As we continue to evaluate the federal government’s approach to access, disclosure, and presentation of public data and information, we hope agencies will stay focused on improving the design and functionality of public websites and their features.

How can a given search tool help the user access information that they knew about in advance of the search? How can it help a user discover new information in a useful way?

Answers to these questions are context-dependent and based on specific search use cases. A reduced or increased search result count does not necessarily mean that a given search tool is better or worse. Getting a dump of thousands of poorly prioritized results can make it almost impossible to find any particular one.

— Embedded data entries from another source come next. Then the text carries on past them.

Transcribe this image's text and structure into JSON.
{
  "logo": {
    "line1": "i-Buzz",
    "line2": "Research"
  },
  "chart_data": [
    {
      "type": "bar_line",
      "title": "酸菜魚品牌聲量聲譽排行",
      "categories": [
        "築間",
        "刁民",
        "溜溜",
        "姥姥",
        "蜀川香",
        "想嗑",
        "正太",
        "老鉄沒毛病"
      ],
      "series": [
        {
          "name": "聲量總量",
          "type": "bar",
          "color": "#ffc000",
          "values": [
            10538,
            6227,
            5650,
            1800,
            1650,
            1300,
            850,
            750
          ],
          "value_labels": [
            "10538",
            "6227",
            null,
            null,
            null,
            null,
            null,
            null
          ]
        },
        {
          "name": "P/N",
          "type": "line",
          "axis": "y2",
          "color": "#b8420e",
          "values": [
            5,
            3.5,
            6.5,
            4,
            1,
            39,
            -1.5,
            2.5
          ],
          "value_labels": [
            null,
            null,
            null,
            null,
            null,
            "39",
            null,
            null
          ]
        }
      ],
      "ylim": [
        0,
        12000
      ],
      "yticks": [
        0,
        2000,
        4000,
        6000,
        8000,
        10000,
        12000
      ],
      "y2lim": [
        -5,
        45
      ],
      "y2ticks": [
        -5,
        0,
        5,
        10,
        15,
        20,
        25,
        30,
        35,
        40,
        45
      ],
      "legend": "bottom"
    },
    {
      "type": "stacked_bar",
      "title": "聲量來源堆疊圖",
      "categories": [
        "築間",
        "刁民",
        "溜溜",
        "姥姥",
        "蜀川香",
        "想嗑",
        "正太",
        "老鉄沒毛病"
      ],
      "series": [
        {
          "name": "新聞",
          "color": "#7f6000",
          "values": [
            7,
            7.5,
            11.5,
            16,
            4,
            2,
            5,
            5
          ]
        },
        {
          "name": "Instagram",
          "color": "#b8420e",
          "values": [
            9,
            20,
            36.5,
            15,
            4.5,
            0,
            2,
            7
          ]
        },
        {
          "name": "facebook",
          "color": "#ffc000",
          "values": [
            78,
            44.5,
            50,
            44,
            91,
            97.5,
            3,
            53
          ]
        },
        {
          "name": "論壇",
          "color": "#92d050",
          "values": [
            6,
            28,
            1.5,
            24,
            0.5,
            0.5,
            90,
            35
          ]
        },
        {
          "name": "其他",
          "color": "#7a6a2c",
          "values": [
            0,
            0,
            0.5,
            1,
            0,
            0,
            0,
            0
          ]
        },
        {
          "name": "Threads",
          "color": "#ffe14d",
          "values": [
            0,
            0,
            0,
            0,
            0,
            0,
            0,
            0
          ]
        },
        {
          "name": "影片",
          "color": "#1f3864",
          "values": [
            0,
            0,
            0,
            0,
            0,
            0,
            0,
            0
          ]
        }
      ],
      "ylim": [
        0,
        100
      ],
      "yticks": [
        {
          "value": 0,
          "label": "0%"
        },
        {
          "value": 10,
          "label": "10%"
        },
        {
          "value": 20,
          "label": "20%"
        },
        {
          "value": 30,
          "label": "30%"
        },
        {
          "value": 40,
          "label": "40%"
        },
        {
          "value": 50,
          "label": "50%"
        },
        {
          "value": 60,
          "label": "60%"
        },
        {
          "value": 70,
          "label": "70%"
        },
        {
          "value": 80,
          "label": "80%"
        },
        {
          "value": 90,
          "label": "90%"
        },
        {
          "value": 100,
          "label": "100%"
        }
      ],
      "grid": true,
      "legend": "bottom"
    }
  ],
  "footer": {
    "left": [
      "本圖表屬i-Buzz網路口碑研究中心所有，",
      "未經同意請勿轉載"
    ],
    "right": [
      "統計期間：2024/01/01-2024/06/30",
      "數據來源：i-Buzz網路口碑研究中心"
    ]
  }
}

We hope that the federal government will consider the needs and use cases of the public when building or improving website search engines and data portals for accessing Web content.

Transparency about technical issues increases accountability and reduces public confusion and fear when changes are reported. Taking steps to communicate with the public is crucial, given the understandable concern that large numbers of scientists and citizens have regarding the future of scientific research and disclosure at the EPA and other agencies.

Categorized in:
Share This:
  • Jesse Biroscak

    Thanks, Toly and Andrew, for writing this (and to Greg J-D for sharing it with me). As a PM working on a new govt search experience, these questions in particular caught my eye:

    “How can a given search tool help the user access information that they knew about in advance of the search?”
    “How can it help a user discover new information in a useful way?”

    Have you seen any examples (inside or outside govt) or parallel ideas that you liked?

    A couple questions for you, too:
    * Transparency around technical issues has confused the general public in my experience. They are often more concerned with getting the thing they want rather than why they can’t get it. Speculation on how the public (even technical publics) would want this information communicated? Seen anyone do it well?
    * How do you see documents / data surfaced vs page content being best surfaced for ease of access? Examples you like?